NASICON-structured Na3Fe2PO4(SO4)2: a potential cathode material for rechargeable sodium-ion batteries

Abstract

The cost-effective and abundant availability of sodium offers an opportunity for rechargeable Na-ion batteries as an ideal replacement for rechargeable Li-ion batteries. However, the larger size and strong Na⁺–Na⁺ interaction create multidimensional phase instability and transformation problems, especially in layer-structured Na_xMO₂ (Mn, Co, Fe, and Ni) that inhibit the direct transformation of rechargeable Li-ion battery technology to Na-ion batteries. However, framework structures offer superior structural stability due to the interconnection of polyanions or polyhedra forming cationic octahedra. Sodium superionic conductor (NASICON)-type structures are well known for their superior Na⁺ ion transport and are identified as intercalative hosts as electrodes for rechargeable Na-ion batteries. Here, we report the synthesis of Na₃Fe₂PO₄(SO₄)₂ in a NASICON framework structure and its investigation as a cathode in a Na/Na₃Fe₂PO₄(SO₄)₂ cell working on the Fe³⁺/Fe²⁺ redox couple.
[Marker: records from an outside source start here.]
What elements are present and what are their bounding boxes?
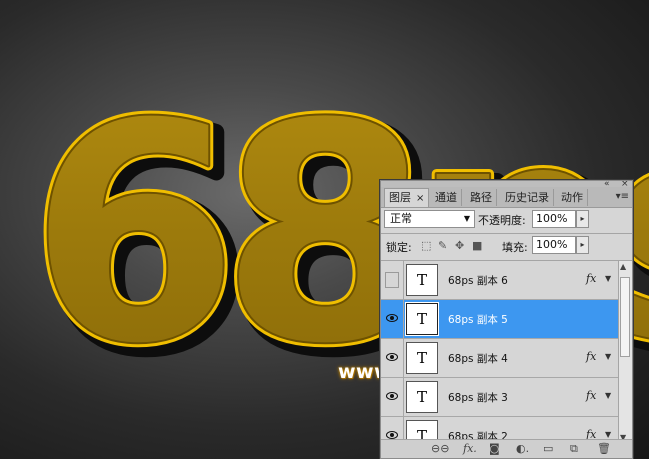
group-icon[interactable]: ▭ <box>543 442 553 455</box>
layers-scrollbar[interactable]: ▲ ▼ <box>618 261 632 445</box>
fx-icon[interactable]: fx. <box>463 442 477 455</box>
adjustment-icon[interactable]: ◐. <box>516 442 529 455</box>
expand-effects-icon[interactable]: ▼ <box>605 274 611 283</box>
mask-icon[interactable]: ◙ <box>489 442 500 455</box>
lock-label: 锁定: <box>386 241 412 254</box>
layers-panel: « × 图层 × 通道 路径 历史记录 动作 ▾≡ 正常 ▼ 不透明度: 100%… <box>380 180 633 459</box>
layer-row[interactable]: T 68ps 副本 5 <box>381 300 618 339</box>
fx-icon[interactable]: fx <box>586 272 596 285</box>
layer-row[interactable]: T 68ps 副本 3 fx ▼ <box>381 378 618 417</box>
layer-row[interactable]: T 68ps 副本 4 fx ▼ <box>381 339 618 378</box>
eye-icon[interactable] <box>383 348 401 368</box>
layer-name[interactable]: 68ps 副本 6 <box>448 273 508 288</box>
panel-tabs: 图层 × 通道 路径 历史记录 动作 ▾≡ <box>381 187 632 208</box>
fx-icon[interactable]: fx <box>586 389 596 402</box>
tab-channels[interactable]: 通道 <box>431 189 462 206</box>
tab-actions[interactable]: 动作 <box>557 189 588 206</box>
opacity-label: 不透明度: <box>478 214 526 227</box>
expand-effects-icon[interactable]: ▼ <box>605 391 611 400</box>
opacity-stepper[interactable]: ▸ <box>576 210 589 228</box>
layer-row[interactable]: T 68ps 副本 6 fx ▼ <box>381 261 618 300</box>
fx-icon[interactable]: fx <box>586 350 596 363</box>
chevron-down-icon: ▼ <box>463 214 470 223</box>
opacity-input[interactable]: 100% <box>532 210 576 228</box>
text-layer-thumbnail[interactable]: T <box>406 342 438 374</box>
scroll-up-icon[interactable]: ▲ <box>620 262 626 271</box>
lock-transparent-icon[interactable]: ⬚ <box>421 239 431 252</box>
lock-position-icon[interactable]: ✥ <box>455 239 464 252</box>
layers-list: T 68ps 副本 6 fx ▼ T 68ps 副本 5 T 68ps 副本 4… <box>381 261 618 445</box>
text-layer-thumbnail[interactable]: T <box>406 381 438 413</box>
tab-layers[interactable]: 图层 × <box>384 188 430 207</box>
divider <box>403 339 404 378</box>
scrollbar-thumb[interactable] <box>620 277 630 357</box>
lock-all-icon[interactable]: ■ <box>472 239 482 252</box>
fill-label: 填充: <box>502 241 528 254</box>
layer-name[interactable]: 68ps 副本 3 <box>448 390 508 405</box>
tab-close-icon[interactable]: × <box>416 193 424 204</box>
blend-mode-select[interactable]: 正常 ▼ <box>384 210 475 228</box>
lock-pixels-icon[interactable]: ✎ <box>438 239 447 252</box>
panel-menu-icon[interactable]: ▾≡ <box>616 191 629 202</box>
divider <box>381 233 632 234</box>
divider <box>403 300 404 339</box>
panel-footer: ⊖⊖ fx. ◙ ◐. ▭ ⧉ 🗑 <box>381 439 632 458</box>
divider <box>403 261 404 300</box>
eye-icon[interactable] <box>383 387 401 407</box>
layer-name[interactable]: 68ps 副本 5 <box>448 312 508 327</box>
tab-history[interactable]: 历史记录 <box>501 189 554 206</box>
new-layer-icon[interactable]: ⧉ <box>570 442 578 456</box>
layer-name[interactable]: 68ps 副本 4 <box>448 351 508 366</box>
divider <box>403 378 404 417</box>
fill-stepper[interactable]: ▸ <box>576 236 589 254</box>
trash-icon[interactable]: 🗑 <box>597 442 611 455</box>
tab-paths[interactable]: 路径 <box>466 189 497 206</box>
fill-input[interactable]: 100% <box>532 236 576 254</box>
text-layer-thumbnail[interactable]: T <box>406 264 438 296</box>
tab-layers-label: 图层 <box>389 191 411 204</box>
expand-effects-icon[interactable]: ▼ <box>605 352 611 361</box>
link-icon[interactable]: ⊖⊖ <box>431 442 449 455</box>
eye-icon[interactable] <box>383 309 401 329</box>
text-layer-thumbnail[interactable]: T <box>405 302 439 336</box>
expand-effects-icon[interactable]: ▼ <box>605 430 611 439</box>
visibility-toggle[interactable] <box>385 272 399 288</box>
blend-mode-value: 正常 <box>390 212 412 225</box>
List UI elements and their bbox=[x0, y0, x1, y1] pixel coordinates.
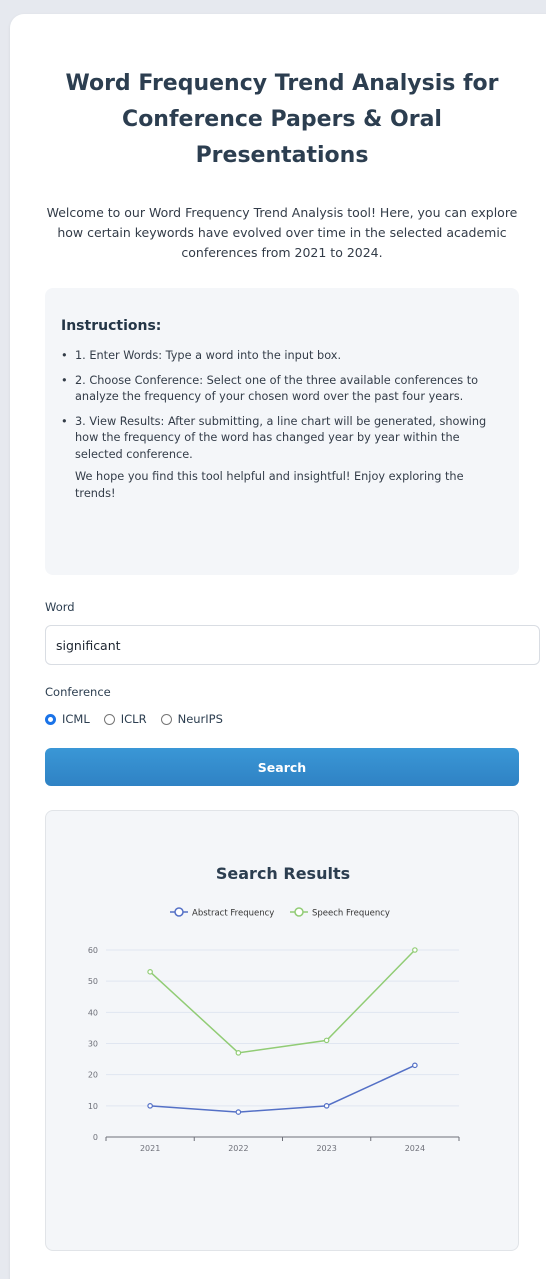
series-line bbox=[150, 1064, 416, 1113]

The cell provides a single-phase reaction having a capacity approaching 70 mA h g⁻¹ at 0.1 C after 50 cycles in the voltage range of 2 to 4.2 V, with a columbic efficiency approaching 100%. The large availability of Na and Fe with the stable redox and charge/discharge performance of NASICON-type Na₃Fe₂PO₄(SO₄)₂ make it a possible cathode candidate for next-generation rechargeable sodium-ion batteries.